Question

Which of the following is not a quadratic equation?
A) \[2{(x + 1)^2} = 4{x^2} + 2x + 1\]
B) \[2x + {x^2} = 2{x^2} + 5\]
C) \[{\left( {\sqrt 2 \times \sqrt 3 x} \right)^2} + {x^2} = 3{x^2} + 5x\]
D) \[{\left( {{x^2} + 2x} \right)^2} = {x^5} + 3 + 4{x^3}\]

Answer 1

Hints: For a polynomial to be quadratic the necessary and sufficient condition is the highest power of the variable must be equal to 2. Try to solve all the given options to see if we can find any polynomial which has the highest power of a variable greater than or less than 2.

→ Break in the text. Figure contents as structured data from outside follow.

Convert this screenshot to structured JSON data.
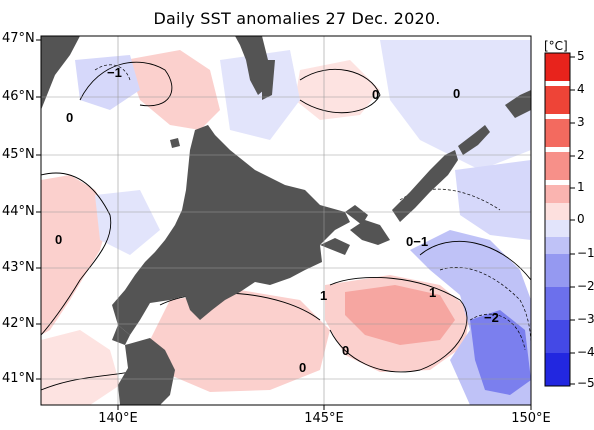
{
  "title": "Daily SST anomalies 27 Dec. 2020.",
  "colorbar": {
    "unit": "[°C]",
    "ticks": [
      "5",
      "4",
      "3",
      "2",
      "1",
      "0",
      "−1",
      "−2",
      "−3",
      "−4",
      "−5"
    ],
    "range": [
      -5,
      5
    ],
    "colors": {
      "pos5": "#e8231c",
      "pos4": "#ee4437",
      "pos3": "#f36a5f",
      "pos2": "#f79089",
      "pos1": "#fab4b0",
      "pos0": "#fde0de",
      "neg0": "#e2e4fb",
      "neg1": "#bfc2f7",
      "neg2": "#9599f1",
      "neg3": "#6c70ec",
      "neg4": "#4449e6",
      "neg5": "#2227e0"
    }
  },
  "map": {
    "land_color": "#545454",
    "latitudes": [
      "47°N",
      "46°N",
      "45°N",
      "44°N",
      "43°N",
      "42°N",
      "41°N"
    ],
    "longitudes": [
      "140°E",
      "145°E",
      "150°E"
    ],
    "contour_labels": [
      "−1",
      "0",
      "0",
      "0",
      "0",
      "0−1",
      "1",
      "1",
      "−2",
      "0",
      "0"
    ]
  }
}
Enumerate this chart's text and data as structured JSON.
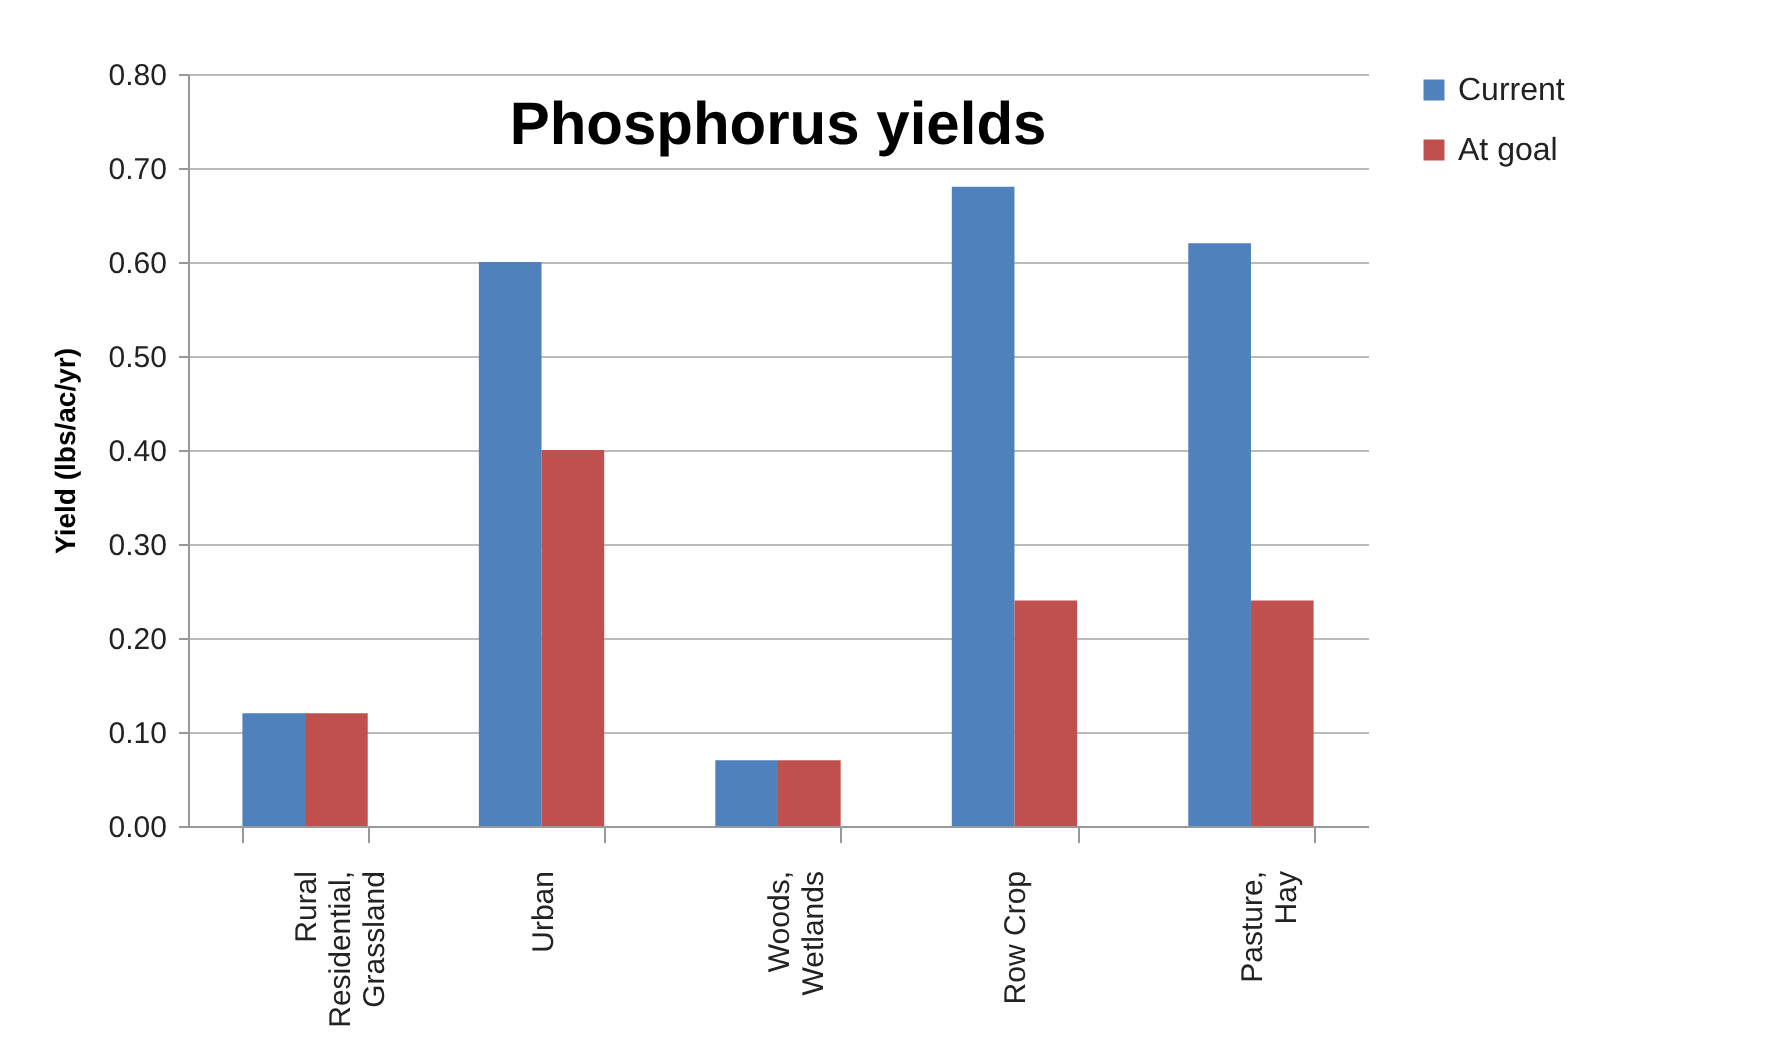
{
  "chart_data": {
    "type": "bar",
    "title": "Phosphorus yields",
    "ylabel": "Yield (lbs/ac/yr)",
    "categories": [
      "Rural Residential, Grassland",
      "Urban",
      "Woods, Wetlands",
      "Row Crop",
      "Pasture, Hay"
    ],
    "series": [
      {
        "name": "Current",
        "color": "#4f81bd",
        "values": [
          0.12,
          0.6,
          0.07,
          0.68,
          0.62
        ]
      },
      {
        "name": "At goal",
        "color": "#c0504d",
        "values": [
          0.12,
          0.4,
          0.07,
          0.24,
          0.24
        ]
      }
    ],
    "ylim": [
      0,
      0.8
    ],
    "yticks": [
      {
        "value": 0,
        "label": "0.00"
      },
      {
        "value": 0.1,
        "label": "0.10"
      },
      {
        "value": 0.2,
        "label": "0.20"
      },
      {
        "value": 0.3,
        "label": "0.30"
      },
      {
        "value": 0.4,
        "label": "0.40"
      },
      {
        "value": 0.5,
        "label": "0.50"
      },
      {
        "value": 0.6,
        "label": "0.60"
      },
      {
        "value": 0.7,
        "label": "0.70"
      },
      {
        "value": 0.8,
        "label": "0.80"
      }
    ],
    "grid": "y",
    "legend": "right"
  }
}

Complete Step by Step Solution:
For option A, \[2{(x + 1)^2} = 4{x^2} + 2x + 1\]
Using the formula \[{(a + b)^2} = {a^2} + 2ab + {b^2}\]
We can get,
\[\begin{array}{l}
2{(x + 1)^2} = 4{x^2} + 2x + 1\\
 \Rightarrow 2({x^2} + 2x + 1) = 4{x^2} + 2x + 1\\
 \Rightarrow 2{x^2} + 4x + 2 = 4{x^2} + 2x + 1\\
 \Rightarrow 2{x^2} - 2x - 1 = 0
\end{array}\]
Clearly the highest power of the variable x is 2. So it is not the correct option
For option B, \[2x + {x^2} = 2{x^2} + 5\]
\[\begin{array}{l}
2x + {x^2} = 2{x^2} + 5\\
 \Rightarrow {x^2} - 2x + 5 = 0
\end{array}\]
Again The highest power is 2. So it is not the Correct option
For option C, \[{\left( {\sqrt 2 \times \sqrt 3 x} \right)^2} + {x^2} = 3{x^2} + 5x\]
\[\begin{array}{l}
{\left( {\sqrt 2 \times \sqrt 3 x} \right)^2} + {x^2} = 3{x^2} + 5x\\
 \Rightarrow {\left( {\sqrt 6 x} \right)^2} + {x^2} = 3{x^2} + 5x\\
 \Rightarrow 6{x^2} + {x^2} = 3{x^2} + 5x\\
 \Rightarrow 7{x^2} = 3{x^2} + 5x\\
 \Rightarrow 4{x^2} - 5x = 0
\end{array}\]
And yet again we get the highest power as 2. Clearly it is not the solution we are looking for
So that’s make it obvious that option D is the correct solution, Still it can be elaborated as
\[\begin{array}{l}
{\left( {{x^2} + 2x} \right)^2} = {x^5} + 3 + 4{x^3}\\
 \Rightarrow {x^4} + 4{x^2} + 4{x^3} = {x^5} + 3 + 4{x^3}\\
 \Rightarrow {x^5} - {x^4} - 4{x^2} + 3 = 0
\end{array}\]
It is Clearly seen that the highest power of x is 5 here.
Therefore it is not a quadratic equation. Hence option D is correct

Note: Students always make mistakes while converting signs in solving equations so beware of them. On the other hand we could have reached the solution without doing all this in the last option highest power of 5 is clearly visible and by solving \[{\left( {{x^2} + 2x} \right)^2}\] we can only get a maximum of \[{x^{{2^2}}} = {x^4}\] therefore there was no chance that \[{x^5}\] would be cancelled out so there’s no chance of getting a quadratic equation.